“Outlaw country” music legend Willie Nelson (b. Apr. 30, 1933) is the recipient of the 2015 Gershwin Prize for Popular Song. The gala performance honoring him, Willie Nelson: The Library of Congress Gershwin Prize for Popular Song, airs tonight on PBS at 9 pm. Nelson’s early albums Shotgun Willie (1973), Red Headed Stranger (1975) and Stardust (1978) launched his long career which has included popular crossover hits such as “Always on My Mind” and “To All the Girls I’ve Loved Before.” The prize is named for the brothers George and Ira Gershwin, a composer/pianist and lyricist, respectively. American Masters featured George Gershwin in its inaugural season with the broadcast of George Gershwin Remembered (1987).
Among the many musicians paying tribute to Nelson in the broadcast are Edie Brickell, Rosanne Cash, Leon Bridges, and fellow American Masters Paul Simon and Neil Young.
Of country music, Nelson has said, “A lot of country music is sad. I think most art comes out of poverty and hard times. It applies to music. Three chords and the truth – that’s what a country song is.”

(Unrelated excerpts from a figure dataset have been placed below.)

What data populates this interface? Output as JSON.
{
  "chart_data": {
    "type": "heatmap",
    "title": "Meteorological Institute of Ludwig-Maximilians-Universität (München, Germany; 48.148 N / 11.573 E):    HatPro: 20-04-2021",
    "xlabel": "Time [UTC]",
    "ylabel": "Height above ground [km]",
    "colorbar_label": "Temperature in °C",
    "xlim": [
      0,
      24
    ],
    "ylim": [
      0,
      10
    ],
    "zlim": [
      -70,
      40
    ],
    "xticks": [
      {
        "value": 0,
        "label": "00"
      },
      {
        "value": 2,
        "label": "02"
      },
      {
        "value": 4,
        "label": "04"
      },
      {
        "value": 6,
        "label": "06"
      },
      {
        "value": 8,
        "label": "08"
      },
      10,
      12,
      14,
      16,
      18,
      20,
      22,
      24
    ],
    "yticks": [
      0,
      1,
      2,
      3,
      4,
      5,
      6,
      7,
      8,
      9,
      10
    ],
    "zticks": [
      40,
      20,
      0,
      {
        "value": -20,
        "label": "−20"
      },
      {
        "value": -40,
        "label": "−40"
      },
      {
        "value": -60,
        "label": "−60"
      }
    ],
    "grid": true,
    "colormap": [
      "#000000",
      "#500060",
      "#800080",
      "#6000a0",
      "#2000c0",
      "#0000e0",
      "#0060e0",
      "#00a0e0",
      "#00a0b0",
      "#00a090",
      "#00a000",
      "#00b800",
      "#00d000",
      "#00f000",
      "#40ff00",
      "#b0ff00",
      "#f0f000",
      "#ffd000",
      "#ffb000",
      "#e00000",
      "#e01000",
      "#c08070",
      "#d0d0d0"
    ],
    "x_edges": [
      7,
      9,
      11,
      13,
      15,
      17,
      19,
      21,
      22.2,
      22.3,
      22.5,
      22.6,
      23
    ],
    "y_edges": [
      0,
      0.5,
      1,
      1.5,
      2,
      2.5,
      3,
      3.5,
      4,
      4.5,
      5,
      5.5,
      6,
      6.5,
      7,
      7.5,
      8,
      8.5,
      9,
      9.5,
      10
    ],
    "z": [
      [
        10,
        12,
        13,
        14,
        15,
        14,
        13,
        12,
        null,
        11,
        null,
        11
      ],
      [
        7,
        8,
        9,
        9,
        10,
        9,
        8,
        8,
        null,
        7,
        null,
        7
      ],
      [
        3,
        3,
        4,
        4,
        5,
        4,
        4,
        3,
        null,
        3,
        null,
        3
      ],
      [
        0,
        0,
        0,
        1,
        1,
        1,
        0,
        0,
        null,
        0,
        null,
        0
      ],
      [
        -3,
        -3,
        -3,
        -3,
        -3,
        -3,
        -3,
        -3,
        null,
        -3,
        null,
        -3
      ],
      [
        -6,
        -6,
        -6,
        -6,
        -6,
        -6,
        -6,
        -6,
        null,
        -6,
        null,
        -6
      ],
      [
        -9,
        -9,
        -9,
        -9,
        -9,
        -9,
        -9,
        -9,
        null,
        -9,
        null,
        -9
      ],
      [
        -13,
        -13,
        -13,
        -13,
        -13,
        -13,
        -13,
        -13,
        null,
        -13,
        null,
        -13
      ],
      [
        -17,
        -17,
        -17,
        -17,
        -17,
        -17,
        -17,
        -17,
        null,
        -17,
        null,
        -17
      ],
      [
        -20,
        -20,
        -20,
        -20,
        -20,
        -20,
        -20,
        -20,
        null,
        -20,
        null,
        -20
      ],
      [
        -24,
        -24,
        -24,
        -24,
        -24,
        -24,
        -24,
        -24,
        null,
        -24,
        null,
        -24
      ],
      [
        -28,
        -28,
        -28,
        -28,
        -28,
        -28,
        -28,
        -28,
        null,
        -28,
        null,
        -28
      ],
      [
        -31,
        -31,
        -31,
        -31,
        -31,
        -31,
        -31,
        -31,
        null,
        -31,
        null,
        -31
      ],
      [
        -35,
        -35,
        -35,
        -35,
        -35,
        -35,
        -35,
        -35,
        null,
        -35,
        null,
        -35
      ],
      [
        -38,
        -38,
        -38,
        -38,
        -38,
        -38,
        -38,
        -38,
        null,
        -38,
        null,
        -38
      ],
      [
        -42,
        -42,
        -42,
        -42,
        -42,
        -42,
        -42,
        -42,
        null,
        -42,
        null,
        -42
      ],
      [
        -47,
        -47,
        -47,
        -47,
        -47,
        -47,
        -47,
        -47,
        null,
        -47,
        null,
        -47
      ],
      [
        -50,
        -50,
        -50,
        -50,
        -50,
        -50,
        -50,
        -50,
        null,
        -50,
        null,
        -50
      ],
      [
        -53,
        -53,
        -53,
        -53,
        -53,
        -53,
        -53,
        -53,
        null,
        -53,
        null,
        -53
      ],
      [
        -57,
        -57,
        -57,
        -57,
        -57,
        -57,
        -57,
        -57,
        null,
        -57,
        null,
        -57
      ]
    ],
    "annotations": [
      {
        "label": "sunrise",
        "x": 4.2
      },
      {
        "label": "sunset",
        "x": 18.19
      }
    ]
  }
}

Willie Nelson was the subject of the American Masters film Willie Nelson: Still is Still Moving (2002). This year, as part of the series’ 30th anniversary season, American Masters will premiere The Highwaymen: Friends Till the End (w.t.) which tells the story behind the pioneering outlaw country music supergroup that featured Willie Nelson, Waylon Jennings, Johnny Cash and Kris Kristofferson. The documentary, told through vintage performances and new interviews about life on the road and in the studio, premieres Friday, May 27 at 9 p.m. on PBS.